Una de las armas más despreciables y más indignantes, de la que con una frecuencia entusiasta echan mano los funcionarios y los políticos, es el silencio administrativo.
El silencio administrativo es algo así como cuando caminas por el portal de la casa de vecinos en la que habitas, estás a punto de salir, te tropiezas con uno de los habitantes del edificio, le saludas cortésmente con un "buenos días", y el individuo pasa de largo como si estuviera sordo, como si tú fueras un gilipollas saludador o como si él fuera un grosero cum laude. Pero con una abisal diferencia: el funcionario que te obsequia con la desconsideración del silencio administrativo, el que te ofende con su incorrección, es una persona a la que tú, tú, y otros muchos como tú, le estáis pagando el sueldo que cobra cada mes, mientras que el vecino descortés, vive de su trabajo y no de tus impuestos. El silencio administrativo, en el siglo XXI, viene a ser una especie de privilegio medieval, una bula extemporánea que se aplica sobre ciudadanos libres por parte de políticos y funcionarios que creen vivir en el siglo XII, donde mantienen el derecho de pernada sobre el expediente.

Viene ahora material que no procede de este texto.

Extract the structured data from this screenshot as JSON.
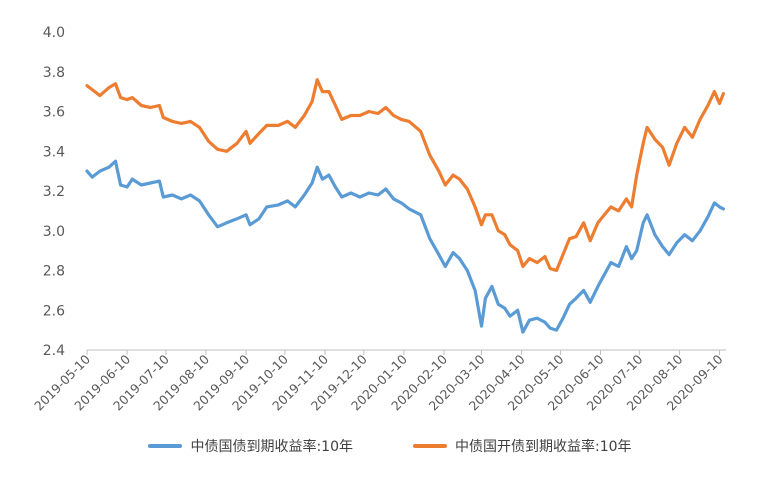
{
  "chart_data": {
    "type": "line",
    "title": "",
    "xlabel": "",
    "ylabel": "",
    "ylim": [
      2.4,
      4.0
    ],
    "yticks": [
      "2.4",
      "2.6",
      "2.8",
      "3.0",
      "3.2",
      "3.4",
      "3.6",
      "3.8",
      "4.0"
    ],
    "xlim": [
      "2019-05-10",
      "2020-09-15"
    ],
    "xticks": [
      "2019-05-10",
      "2019-06-10",
      "2019-07-10",
      "2019-08-10",
      "2019-09-10",
      "2019-10-10",
      "2019-11-10",
      "2019-12-10",
      "2020-01-10",
      "2020-02-10",
      "2020-03-10",
      "2020-04-10",
      "2020-05-10",
      "2020-06-10",
      "2020-07-10",
      "2020-08-10",
      "2020-09-10"
    ],
    "grid": false,
    "legend_position": "bottom",
    "series": [
      {
        "name": "中债国债到期收益率:10年",
        "color": "#5b9bd5",
        "points": [
          [
            "2019-05-10",
            3.3
          ],
          [
            "2019-05-14",
            3.27
          ],
          [
            "2019-05-20",
            3.3
          ],
          [
            "2019-05-27",
            3.32
          ],
          [
            "2019-06-01",
            3.35
          ],
          [
            "2019-06-05",
            3.23
          ],
          [
            "2019-06-10",
            3.22
          ],
          [
            "2019-06-14",
            3.26
          ],
          [
            "2019-06-21",
            3.23
          ],
          [
            "2019-06-28",
            3.24
          ],
          [
            "2019-07-05",
            3.25
          ],
          [
            "2019-07-08",
            3.17
          ],
          [
            "2019-07-15",
            3.18
          ],
          [
            "2019-07-22",
            3.16
          ],
          [
            "2019-07-29",
            3.18
          ],
          [
            "2019-08-05",
            3.15
          ],
          [
            "2019-08-12",
            3.08
          ],
          [
            "2019-08-19",
            3.02
          ],
          [
            "2019-08-26",
            3.04
          ],
          [
            "2019-09-03",
            3.06
          ],
          [
            "2019-09-10",
            3.08
          ],
          [
            "2019-09-13",
            3.03
          ],
          [
            "2019-09-20",
            3.06
          ],
          [
            "2019-09-26",
            3.12
          ],
          [
            "2019-10-05",
            3.13
          ],
          [
            "2019-10-12",
            3.15
          ],
          [
            "2019-10-18",
            3.12
          ],
          [
            "2019-10-25",
            3.18
          ],
          [
            "2019-10-31",
            3.24
          ],
          [
            "2019-11-04",
            3.32
          ],
          [
            "2019-11-08",
            3.26
          ],
          [
            "2019-11-13",
            3.28
          ],
          [
            "2019-11-18",
            3.22
          ],
          [
            "2019-11-23",
            3.17
          ],
          [
            "2019-11-30",
            3.19
          ],
          [
            "2019-12-07",
            3.17
          ],
          [
            "2019-12-14",
            3.19
          ],
          [
            "2019-12-21",
            3.18
          ],
          [
            "2019-12-27",
            3.21
          ],
          [
            "2020-01-02",
            3.16
          ],
          [
            "2020-01-08",
            3.14
          ],
          [
            "2020-01-14",
            3.11
          ],
          [
            "2020-01-23",
            3.08
          ],
          [
            "2020-01-30",
            2.96
          ],
          [
            "2020-02-06",
            2.88
          ],
          [
            "2020-02-11",
            2.82
          ],
          [
            "2020-02-17",
            2.89
          ],
          [
            "2020-02-22",
            2.86
          ],
          [
            "2020-02-28",
            2.8
          ],
          [
            "2020-03-05",
            2.7
          ],
          [
            "2020-03-10",
            2.52
          ],
          [
            "2020-03-13",
            2.66
          ],
          [
            "2020-03-18",
            2.72
          ],
          [
            "2020-03-23",
            2.63
          ],
          [
            "2020-03-28",
            2.61
          ],
          [
            "2020-04-01",
            2.57
          ],
          [
            "2020-04-07",
            2.6
          ],
          [
            "2020-04-11",
            2.49
          ],
          [
            "2020-04-16",
            2.55
          ],
          [
            "2020-04-22",
            2.56
          ],
          [
            "2020-04-28",
            2.54
          ],
          [
            "2020-05-02",
            2.51
          ],
          [
            "2020-05-07",
            2.5
          ],
          [
            "2020-05-12",
            2.56
          ],
          [
            "2020-05-17",
            2.63
          ],
          [
            "2020-05-22",
            2.66
          ],
          [
            "2020-05-28",
            2.7
          ],
          [
            "2020-06-02",
            2.64
          ],
          [
            "2020-06-08",
            2.72
          ],
          [
            "2020-06-13",
            2.78
          ],
          [
            "2020-06-18",
            2.84
          ],
          [
            "2020-06-24",
            2.82
          ],
          [
            "2020-06-30",
            2.92
          ],
          [
            "2020-07-04",
            2.86
          ],
          [
            "2020-07-08",
            2.9
          ],
          [
            "2020-07-13",
            3.04
          ],
          [
            "2020-07-16",
            3.08
          ],
          [
            "2020-07-22",
            2.98
          ],
          [
            "2020-07-28",
            2.92
          ],
          [
            "2020-08-02",
            2.88
          ],
          [
            "2020-08-08",
            2.94
          ],
          [
            "2020-08-14",
            2.98
          ],
          [
            "2020-08-20",
            2.95
          ],
          [
            "2020-08-26",
            3.0
          ],
          [
            "2020-09-01",
            3.07
          ],
          [
            "2020-09-06",
            3.14
          ],
          [
            "2020-09-10",
            3.12
          ],
          [
            "2020-09-13",
            3.11
          ]
        ]
      },
      {
        "name": "中债国开债到期收益率:10年",
        "color": "#ed7d31",
        "points": [
          [
            "2019-05-10",
            3.73
          ],
          [
            "2019-05-14",
            3.71
          ],
          [
            "2019-05-20",
            3.68
          ],
          [
            "2019-05-27",
            3.72
          ],
          [
            "2019-06-01",
            3.74
          ],
          [
            "2019-06-05",
            3.67
          ],
          [
            "2019-06-10",
            3.66
          ],
          [
            "2019-06-14",
            3.67
          ],
          [
            "2019-06-21",
            3.63
          ],
          [
            "2019-06-28",
            3.62
          ],
          [
            "2019-07-05",
            3.63
          ],
          [
            "2019-07-08",
            3.57
          ],
          [
            "2019-07-15",
            3.55
          ],
          [
            "2019-07-22",
            3.54
          ],
          [
            "2019-07-29",
            3.55
          ],
          [
            "2019-08-05",
            3.52
          ],
          [
            "2019-08-12",
            3.45
          ],
          [
            "2019-08-19",
            3.41
          ],
          [
            "2019-08-26",
            3.4
          ],
          [
            "2019-09-03",
            3.44
          ],
          [
            "2019-09-10",
            3.5
          ],
          [
            "2019-09-13",
            3.44
          ],
          [
            "2019-09-20",
            3.49
          ],
          [
            "2019-09-26",
            3.53
          ],
          [
            "2019-10-05",
            3.53
          ],
          [
            "2019-10-12",
            3.55
          ],
          [
            "2019-10-18",
            3.52
          ],
          [
            "2019-10-25",
            3.58
          ],
          [
            "2019-10-31",
            3.65
          ],
          [
            "2019-11-04",
            3.76
          ],
          [
            "2019-11-08",
            3.7
          ],
          [
            "2019-11-13",
            3.7
          ],
          [
            "2019-11-18",
            3.63
          ],
          [
            "2019-11-23",
            3.56
          ],
          [
            "2019-11-30",
            3.58
          ],
          [
            "2019-12-07",
            3.58
          ],
          [
            "2019-12-14",
            3.6
          ],
          [
            "2019-12-21",
            3.59
          ],
          [
            "2019-12-27",
            3.62
          ],
          [
            "2020-01-02",
            3.58
          ],
          [
            "2020-01-08",
            3.56
          ],
          [
            "2020-01-14",
            3.55
          ],
          [
            "2020-01-23",
            3.5
          ],
          [
            "2020-01-30",
            3.38
          ],
          [
            "2020-02-06",
            3.3
          ],
          [
            "2020-02-11",
            3.23
          ],
          [
            "2020-02-17",
            3.28
          ],
          [
            "2020-02-22",
            3.26
          ],
          [
            "2020-02-28",
            3.21
          ],
          [
            "2020-03-05",
            3.12
          ],
          [
            "2020-03-10",
            3.03
          ],
          [
            "2020-03-13",
            3.08
          ],
          [
            "2020-03-18",
            3.08
          ],
          [
            "2020-03-23",
            3.0
          ],
          [
            "2020-03-28",
            2.98
          ],
          [
            "2020-04-01",
            2.93
          ],
          [
            "2020-04-07",
            2.9
          ],
          [
            "2020-04-11",
            2.82
          ],
          [
            "2020-04-16",
            2.86
          ],
          [
            "2020-04-22",
            2.84
          ],
          [
            "2020-04-28",
            2.87
          ],
          [
            "2020-05-02",
            2.81
          ],
          [
            "2020-05-07",
            2.8
          ],
          [
            "2020-05-12",
            2.88
          ],
          [
            "2020-05-17",
            2.96
          ],
          [
            "2020-05-22",
            2.97
          ],
          [
            "2020-05-28",
            3.04
          ],
          [
            "2020-06-02",
            2.95
          ],
          [
            "2020-06-08",
            3.04
          ],
          [
            "2020-06-13",
            3.08
          ],
          [
            "2020-06-18",
            3.12
          ],
          [
            "2020-06-24",
            3.1
          ],
          [
            "2020-06-30",
            3.16
          ],
          [
            "2020-07-04",
            3.12
          ],
          [
            "2020-07-08",
            3.28
          ],
          [
            "2020-07-13",
            3.44
          ],
          [
            "2020-07-16",
            3.52
          ],
          [
            "2020-07-22",
            3.46
          ],
          [
            "2020-07-28",
            3.42
          ],
          [
            "2020-08-02",
            3.33
          ],
          [
            "2020-08-08",
            3.44
          ],
          [
            "2020-08-14",
            3.52
          ],
          [
            "2020-08-20",
            3.47
          ],
          [
            "2020-08-26",
            3.56
          ],
          [
            "2020-09-01",
            3.63
          ],
          [
            "2020-09-06",
            3.7
          ],
          [
            "2020-09-10",
            3.64
          ],
          [
            "2020-09-13",
            3.69
          ]
        ]
      }
    ]
  }
}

Pero ¿cómo aguantamos, todavía, este atropello? ¿Cómo es posible que admitamos que una organización, a la que mantenemos con nuestro dinero, nos considere al mismo nivel que las moscas que revolotean por la ventana del despacho del grosero, cuya instalación estamos pagando?
Hay que renovar las Leyes de Administración Civil, y derogar este privilegio antañón y repugnante, que es claramente anticonstitucional, puesto que a unos se les contesta y a otros no, lo que nos hace desiguales antes estos caciques medievales, que reparten sus porcentajes de gracia e injusticia entre funcionarios y políticos, según su capricho o según se pasen los expedientes o no por el arco del triunfo.
Ya vale. Estamos hartos. Y es el momento de que se escuche la voz del raciocinio* y de la buena educación.